In August, Australian Prime Minister Anthony Albanese revealed that Iran was suspected of being behind a pair of 2024 antisemitic arson attacks, calling the actions “dangerous acts of aggression” designed to undermine his country’s social cohesion.

The country’s decision in August to recognize a Palestinian state at the United Nations General Assembly further aggravated the growing sense of alienation among the country’s Jewish community and sparked a sharp war of words between Albanese’s government and Israeli officials.
Following Sunday’s attack, the Australia/Israel & Jewish Affairs Council said it was “horrified” by the shooting, noting that the organization had warned of the potential for violence.

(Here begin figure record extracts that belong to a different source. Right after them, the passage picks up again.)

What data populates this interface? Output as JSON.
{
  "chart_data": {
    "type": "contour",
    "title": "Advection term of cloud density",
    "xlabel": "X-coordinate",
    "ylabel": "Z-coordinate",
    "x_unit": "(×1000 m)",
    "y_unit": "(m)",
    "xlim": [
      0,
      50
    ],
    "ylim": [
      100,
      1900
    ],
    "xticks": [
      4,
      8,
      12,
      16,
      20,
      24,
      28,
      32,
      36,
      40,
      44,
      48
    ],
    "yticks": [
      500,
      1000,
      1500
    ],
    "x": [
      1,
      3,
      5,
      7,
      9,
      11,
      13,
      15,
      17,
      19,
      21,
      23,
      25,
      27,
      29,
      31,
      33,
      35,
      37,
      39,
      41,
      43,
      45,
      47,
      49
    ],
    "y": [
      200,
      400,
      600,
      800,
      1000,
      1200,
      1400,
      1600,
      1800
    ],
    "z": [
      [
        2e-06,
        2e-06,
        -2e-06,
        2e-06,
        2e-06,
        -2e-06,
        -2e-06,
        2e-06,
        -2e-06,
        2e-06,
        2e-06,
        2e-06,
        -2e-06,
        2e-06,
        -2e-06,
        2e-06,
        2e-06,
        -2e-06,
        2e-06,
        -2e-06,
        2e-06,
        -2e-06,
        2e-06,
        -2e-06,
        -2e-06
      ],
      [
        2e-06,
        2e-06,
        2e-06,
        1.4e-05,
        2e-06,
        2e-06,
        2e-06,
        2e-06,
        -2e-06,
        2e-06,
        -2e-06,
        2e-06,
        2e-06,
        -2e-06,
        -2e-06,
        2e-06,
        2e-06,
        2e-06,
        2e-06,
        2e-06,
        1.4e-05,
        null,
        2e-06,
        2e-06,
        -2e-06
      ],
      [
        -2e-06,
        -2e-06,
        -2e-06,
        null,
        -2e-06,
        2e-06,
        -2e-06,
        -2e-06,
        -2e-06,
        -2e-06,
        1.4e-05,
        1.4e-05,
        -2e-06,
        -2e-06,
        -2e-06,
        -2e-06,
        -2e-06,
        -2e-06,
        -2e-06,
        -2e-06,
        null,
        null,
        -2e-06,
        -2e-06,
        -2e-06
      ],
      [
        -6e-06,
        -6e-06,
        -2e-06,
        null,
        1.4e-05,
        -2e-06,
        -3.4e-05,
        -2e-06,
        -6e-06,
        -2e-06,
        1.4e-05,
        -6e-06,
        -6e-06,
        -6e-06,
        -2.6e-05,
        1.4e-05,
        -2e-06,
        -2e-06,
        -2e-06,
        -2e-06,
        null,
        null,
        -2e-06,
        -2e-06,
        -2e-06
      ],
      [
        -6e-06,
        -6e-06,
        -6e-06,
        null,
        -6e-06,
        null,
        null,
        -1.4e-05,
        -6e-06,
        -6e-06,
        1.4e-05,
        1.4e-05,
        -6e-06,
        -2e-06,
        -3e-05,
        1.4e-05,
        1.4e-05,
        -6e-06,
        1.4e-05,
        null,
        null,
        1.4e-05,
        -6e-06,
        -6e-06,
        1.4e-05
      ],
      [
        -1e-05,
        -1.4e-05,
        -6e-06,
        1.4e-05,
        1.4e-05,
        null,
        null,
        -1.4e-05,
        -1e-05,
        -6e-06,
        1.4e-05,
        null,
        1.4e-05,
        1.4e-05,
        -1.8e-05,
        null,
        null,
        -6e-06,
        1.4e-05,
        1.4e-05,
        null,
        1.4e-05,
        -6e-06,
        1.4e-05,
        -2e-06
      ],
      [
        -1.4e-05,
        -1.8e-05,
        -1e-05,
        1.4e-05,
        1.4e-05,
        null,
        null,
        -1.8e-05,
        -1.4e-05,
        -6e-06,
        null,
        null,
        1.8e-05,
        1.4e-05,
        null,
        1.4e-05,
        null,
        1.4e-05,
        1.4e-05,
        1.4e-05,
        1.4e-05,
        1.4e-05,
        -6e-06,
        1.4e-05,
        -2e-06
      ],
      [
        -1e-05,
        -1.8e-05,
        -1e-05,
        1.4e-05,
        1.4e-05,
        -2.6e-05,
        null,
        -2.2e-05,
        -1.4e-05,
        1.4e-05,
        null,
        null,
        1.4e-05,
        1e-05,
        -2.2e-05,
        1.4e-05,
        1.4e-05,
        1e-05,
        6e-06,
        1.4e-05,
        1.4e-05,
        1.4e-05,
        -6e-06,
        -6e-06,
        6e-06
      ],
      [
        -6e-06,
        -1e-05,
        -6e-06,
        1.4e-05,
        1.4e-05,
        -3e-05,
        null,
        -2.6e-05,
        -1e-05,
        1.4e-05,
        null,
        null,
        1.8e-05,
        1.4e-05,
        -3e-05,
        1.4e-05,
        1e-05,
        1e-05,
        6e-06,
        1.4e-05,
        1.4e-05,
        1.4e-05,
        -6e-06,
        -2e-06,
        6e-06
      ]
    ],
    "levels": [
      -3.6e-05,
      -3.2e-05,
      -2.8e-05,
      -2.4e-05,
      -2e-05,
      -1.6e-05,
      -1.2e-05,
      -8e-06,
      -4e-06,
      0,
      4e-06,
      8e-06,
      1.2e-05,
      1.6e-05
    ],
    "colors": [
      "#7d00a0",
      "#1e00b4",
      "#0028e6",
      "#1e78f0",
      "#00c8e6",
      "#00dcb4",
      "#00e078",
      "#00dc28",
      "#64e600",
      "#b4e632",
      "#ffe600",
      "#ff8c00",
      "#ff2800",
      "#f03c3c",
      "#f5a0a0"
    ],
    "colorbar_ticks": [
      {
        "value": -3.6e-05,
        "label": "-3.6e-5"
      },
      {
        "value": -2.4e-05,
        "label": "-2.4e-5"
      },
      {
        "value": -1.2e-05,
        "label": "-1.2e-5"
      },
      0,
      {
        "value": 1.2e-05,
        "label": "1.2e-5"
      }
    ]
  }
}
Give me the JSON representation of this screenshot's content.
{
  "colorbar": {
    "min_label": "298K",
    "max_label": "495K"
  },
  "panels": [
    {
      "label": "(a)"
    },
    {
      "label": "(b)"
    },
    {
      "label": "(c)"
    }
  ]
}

“This is not just a terrible day for the Jewish community, for Bondi, and for Sydney but for all of Australia, and for the values we hold dear, that are the bedrock of what for so long has been our inclusive, harmonious society,” AIJAC executive director Colin Rubenstein said in a statement. “We are horrified by what has unfolded. Our immediate thoughts are with those killed and injured and their families, and with all those who witnessed this horrendous crime.”

AIJAC has warned for years that “the unceasing antisemitic vitriol on our streets would evolve into antisemitic violence if left unchecked,” he said. “We have warned that verbal abuse becomes graffiti, becomes arson, becomes physical violence, becomes murder.
“This is the outcome of the calls we have heard far too often at marches through our cities to globalize the intifada and that all Zionists are terrorists,” Rubenstein added. “Our governments and authorities must act to end this hateful incitement.”
Others said the attack showed that no one in Australia is safe from antisemitic violence.
“We’ve seen a constant barrage of hate coming from the right, the left, and the Islamists, and it was just a matter of time before something like this happened,” Ben-Menashe said. “The fact that this happened at Australia’s most iconic location shows that no Australian is safe.”